The descriptions of the characters and interactions between people and places ground
the book and offer layers to the time-traveling narrator herself. In spite of sometimes
losing her reader in the pinball-like game of keeping track of every new character and
scenario, Rosenthal describes her many names and faces well. A description of a friend,
Charlotte—“She was like a painting of a woman by a man who really liked women”—
demonstrates Rosenthal’s ability to capture that which surrounds her with a quickness
and accurate choice of words. Charlotte may only take root in a few chapters, but the
reader has a firm grasp of what she is like and how she is perceived by the narrator
through Rosenthal’s simple and clear vocabulary.
Rosenthal describes another character as “Liberty is Lisa is Mary is Jesus,” drawing
parallels between the woman, Lisa, and a heart-center of New York City, the Statue
of Liberty, as well as the religious figures, Mary and Jesus. This notion of ‘one thing
is another’ establishes itself firmly throughout the text and gathers momentum as the
narrator questions her identity and recreates her self-image again and again.

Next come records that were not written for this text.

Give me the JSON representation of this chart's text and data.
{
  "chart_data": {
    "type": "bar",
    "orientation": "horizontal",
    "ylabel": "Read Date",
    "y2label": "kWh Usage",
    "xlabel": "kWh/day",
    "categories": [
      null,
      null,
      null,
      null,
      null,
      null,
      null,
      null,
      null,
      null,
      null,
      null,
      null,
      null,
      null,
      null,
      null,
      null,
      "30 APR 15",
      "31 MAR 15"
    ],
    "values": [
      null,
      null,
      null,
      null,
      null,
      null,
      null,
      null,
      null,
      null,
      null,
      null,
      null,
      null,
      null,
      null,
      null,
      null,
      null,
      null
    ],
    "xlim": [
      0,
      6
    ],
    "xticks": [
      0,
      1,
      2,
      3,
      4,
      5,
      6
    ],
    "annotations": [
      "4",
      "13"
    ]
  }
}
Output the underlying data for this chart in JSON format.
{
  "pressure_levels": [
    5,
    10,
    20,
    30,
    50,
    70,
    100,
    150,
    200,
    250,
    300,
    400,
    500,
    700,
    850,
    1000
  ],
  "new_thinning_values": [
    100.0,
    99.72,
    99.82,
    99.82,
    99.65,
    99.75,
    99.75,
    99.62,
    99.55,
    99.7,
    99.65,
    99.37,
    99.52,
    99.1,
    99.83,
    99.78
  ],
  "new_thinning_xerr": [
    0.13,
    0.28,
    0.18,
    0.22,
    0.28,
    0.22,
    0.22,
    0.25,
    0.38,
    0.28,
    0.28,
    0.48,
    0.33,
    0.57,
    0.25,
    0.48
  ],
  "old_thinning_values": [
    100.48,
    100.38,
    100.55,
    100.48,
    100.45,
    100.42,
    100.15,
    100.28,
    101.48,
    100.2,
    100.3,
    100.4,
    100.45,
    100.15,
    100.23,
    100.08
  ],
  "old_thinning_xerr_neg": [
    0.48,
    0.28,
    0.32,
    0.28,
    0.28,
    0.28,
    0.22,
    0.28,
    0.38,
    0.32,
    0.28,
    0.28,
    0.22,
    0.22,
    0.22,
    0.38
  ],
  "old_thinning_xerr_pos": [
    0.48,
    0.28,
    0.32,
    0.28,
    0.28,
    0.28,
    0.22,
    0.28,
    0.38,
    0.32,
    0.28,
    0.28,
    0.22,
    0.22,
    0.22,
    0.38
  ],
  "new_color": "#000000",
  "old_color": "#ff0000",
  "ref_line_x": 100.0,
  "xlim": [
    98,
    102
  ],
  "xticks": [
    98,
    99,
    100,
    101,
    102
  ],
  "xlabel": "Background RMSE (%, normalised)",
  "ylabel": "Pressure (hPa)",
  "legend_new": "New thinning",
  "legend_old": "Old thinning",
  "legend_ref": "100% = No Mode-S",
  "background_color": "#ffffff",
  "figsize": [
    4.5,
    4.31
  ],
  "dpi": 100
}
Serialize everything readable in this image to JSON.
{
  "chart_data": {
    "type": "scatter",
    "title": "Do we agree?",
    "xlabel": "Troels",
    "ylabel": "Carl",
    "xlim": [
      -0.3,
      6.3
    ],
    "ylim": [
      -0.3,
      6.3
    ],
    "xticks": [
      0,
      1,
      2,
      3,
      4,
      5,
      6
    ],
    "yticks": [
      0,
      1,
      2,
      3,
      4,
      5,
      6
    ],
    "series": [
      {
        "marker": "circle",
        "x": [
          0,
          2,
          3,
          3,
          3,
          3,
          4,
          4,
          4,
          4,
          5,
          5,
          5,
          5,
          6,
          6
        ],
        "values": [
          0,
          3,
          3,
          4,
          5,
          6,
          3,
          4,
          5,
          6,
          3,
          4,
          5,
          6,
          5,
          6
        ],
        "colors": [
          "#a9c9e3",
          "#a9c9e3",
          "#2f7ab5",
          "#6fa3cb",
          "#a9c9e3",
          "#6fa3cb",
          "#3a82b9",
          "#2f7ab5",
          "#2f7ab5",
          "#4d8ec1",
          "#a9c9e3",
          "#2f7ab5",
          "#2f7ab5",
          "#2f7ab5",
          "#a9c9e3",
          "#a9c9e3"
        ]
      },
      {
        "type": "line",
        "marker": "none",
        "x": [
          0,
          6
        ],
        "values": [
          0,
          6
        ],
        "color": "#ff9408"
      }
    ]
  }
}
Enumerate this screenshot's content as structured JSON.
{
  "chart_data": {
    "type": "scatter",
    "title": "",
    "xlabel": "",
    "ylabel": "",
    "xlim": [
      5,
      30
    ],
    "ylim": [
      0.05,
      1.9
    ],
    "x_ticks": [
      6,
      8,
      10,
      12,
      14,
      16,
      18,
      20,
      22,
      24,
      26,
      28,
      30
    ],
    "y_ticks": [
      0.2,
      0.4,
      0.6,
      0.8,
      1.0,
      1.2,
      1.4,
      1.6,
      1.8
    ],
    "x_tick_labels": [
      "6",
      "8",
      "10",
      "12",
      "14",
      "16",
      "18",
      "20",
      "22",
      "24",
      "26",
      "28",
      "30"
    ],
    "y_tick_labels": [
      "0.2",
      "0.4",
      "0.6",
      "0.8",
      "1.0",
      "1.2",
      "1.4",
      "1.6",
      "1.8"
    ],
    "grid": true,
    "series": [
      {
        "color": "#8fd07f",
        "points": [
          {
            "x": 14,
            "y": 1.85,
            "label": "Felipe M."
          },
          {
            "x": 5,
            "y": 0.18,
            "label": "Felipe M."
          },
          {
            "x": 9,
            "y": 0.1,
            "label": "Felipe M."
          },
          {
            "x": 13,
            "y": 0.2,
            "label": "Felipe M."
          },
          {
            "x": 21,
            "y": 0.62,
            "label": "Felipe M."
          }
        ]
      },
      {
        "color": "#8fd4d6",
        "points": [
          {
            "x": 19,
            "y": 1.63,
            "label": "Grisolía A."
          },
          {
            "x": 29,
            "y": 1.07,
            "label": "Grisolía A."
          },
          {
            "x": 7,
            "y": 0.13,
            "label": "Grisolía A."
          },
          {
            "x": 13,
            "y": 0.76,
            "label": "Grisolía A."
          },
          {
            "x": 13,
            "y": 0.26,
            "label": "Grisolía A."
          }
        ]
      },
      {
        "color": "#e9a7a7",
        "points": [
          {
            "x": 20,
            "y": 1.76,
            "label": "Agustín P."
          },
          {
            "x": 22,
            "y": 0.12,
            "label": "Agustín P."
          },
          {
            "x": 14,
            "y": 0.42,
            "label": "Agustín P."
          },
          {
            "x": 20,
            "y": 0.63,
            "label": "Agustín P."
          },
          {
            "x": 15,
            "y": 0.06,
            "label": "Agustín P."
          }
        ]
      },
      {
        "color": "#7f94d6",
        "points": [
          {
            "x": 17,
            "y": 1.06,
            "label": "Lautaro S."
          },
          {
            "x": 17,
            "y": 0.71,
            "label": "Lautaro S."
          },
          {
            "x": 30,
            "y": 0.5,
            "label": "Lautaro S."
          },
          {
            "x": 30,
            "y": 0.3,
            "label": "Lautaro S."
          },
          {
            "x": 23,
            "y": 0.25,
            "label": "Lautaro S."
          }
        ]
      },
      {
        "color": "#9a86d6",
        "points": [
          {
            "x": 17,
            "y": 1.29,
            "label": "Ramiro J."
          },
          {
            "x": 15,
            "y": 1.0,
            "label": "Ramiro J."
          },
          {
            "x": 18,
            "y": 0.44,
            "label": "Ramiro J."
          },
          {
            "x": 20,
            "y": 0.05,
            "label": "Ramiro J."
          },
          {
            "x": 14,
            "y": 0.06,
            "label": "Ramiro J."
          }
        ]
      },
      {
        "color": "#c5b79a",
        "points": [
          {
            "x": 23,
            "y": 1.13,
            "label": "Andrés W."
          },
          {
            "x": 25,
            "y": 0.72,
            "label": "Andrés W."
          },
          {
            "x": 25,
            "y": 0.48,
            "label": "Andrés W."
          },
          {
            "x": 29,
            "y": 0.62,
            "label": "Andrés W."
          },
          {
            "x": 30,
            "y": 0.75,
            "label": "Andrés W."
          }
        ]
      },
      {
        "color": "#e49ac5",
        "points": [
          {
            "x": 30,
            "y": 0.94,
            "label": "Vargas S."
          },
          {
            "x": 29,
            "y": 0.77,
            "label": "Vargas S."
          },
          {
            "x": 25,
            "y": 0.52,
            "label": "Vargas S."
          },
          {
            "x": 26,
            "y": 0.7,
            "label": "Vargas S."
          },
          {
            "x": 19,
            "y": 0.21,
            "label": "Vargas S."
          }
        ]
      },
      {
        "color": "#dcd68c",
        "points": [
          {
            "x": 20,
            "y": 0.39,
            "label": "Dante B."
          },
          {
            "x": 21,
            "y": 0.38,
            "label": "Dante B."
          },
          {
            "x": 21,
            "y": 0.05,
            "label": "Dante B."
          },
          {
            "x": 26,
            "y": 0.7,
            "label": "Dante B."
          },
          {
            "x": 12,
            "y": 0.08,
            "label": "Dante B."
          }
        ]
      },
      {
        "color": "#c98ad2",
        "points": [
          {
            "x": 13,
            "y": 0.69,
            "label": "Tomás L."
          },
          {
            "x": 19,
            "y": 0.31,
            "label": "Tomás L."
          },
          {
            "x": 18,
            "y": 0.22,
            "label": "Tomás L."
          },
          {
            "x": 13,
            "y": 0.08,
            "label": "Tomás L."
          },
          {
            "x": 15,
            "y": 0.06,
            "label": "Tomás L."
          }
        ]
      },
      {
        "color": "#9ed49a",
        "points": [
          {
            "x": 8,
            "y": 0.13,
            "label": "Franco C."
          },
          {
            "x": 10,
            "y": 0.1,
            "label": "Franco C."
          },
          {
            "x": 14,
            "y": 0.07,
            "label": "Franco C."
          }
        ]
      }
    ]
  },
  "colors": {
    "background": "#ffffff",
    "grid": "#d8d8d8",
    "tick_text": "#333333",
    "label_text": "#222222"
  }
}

Through the journey of coming of age and growing into the many labels of her life
(Jewish, artist, woman, other), the narrator establishes a sense of self based on what
she witnesses around her. She compares herself with others, bringing awareness to her
similarities and differences, comparing and grading herself against family and friends.
The fifteen poems throughout the book, as well as several chapters that read more like
prose poems than prose, help establish theme and function well as bookends to the
surrounding chapters. Several of the poems reference glass or water, words that work
nicely as metaphorical reflective agents and substances of fluidity. Along with offering
nice visual and structural breaks to the book, the poems provide diverse and lyrical
support to the surrounding chapters through abstract imagery and playful language.
Rosenthal leaves much up to the reader in her poetry, but she often reigns in the abstract
with structured, simple lines such as “yes i will meet the physicist” and “the river water
will resemble river water.”
What begins as a stream-of-consciousness story of characters and memories gathers
itself into something that feels less by-accident by the end of the book. The characters
and memories are just as they were a hundred pages earlier, but they have become
more "people and places" and less "characters and spotty memories." Rosenthal suggests
that identity is perhaps not what we make of it, but what we experience; the active search
for identity might in fact be futile because it is the people and places we experience,
often by accident, and the stories we share that comprise our identities. Though at times
shoulder-shrug-inducing in topic and dizzying from story layered upon story, Manhatten
suggests that one purpose of life and the establishment of identity stems from the sharing
and telling of stories—the very heartbeat of Manhattan itself.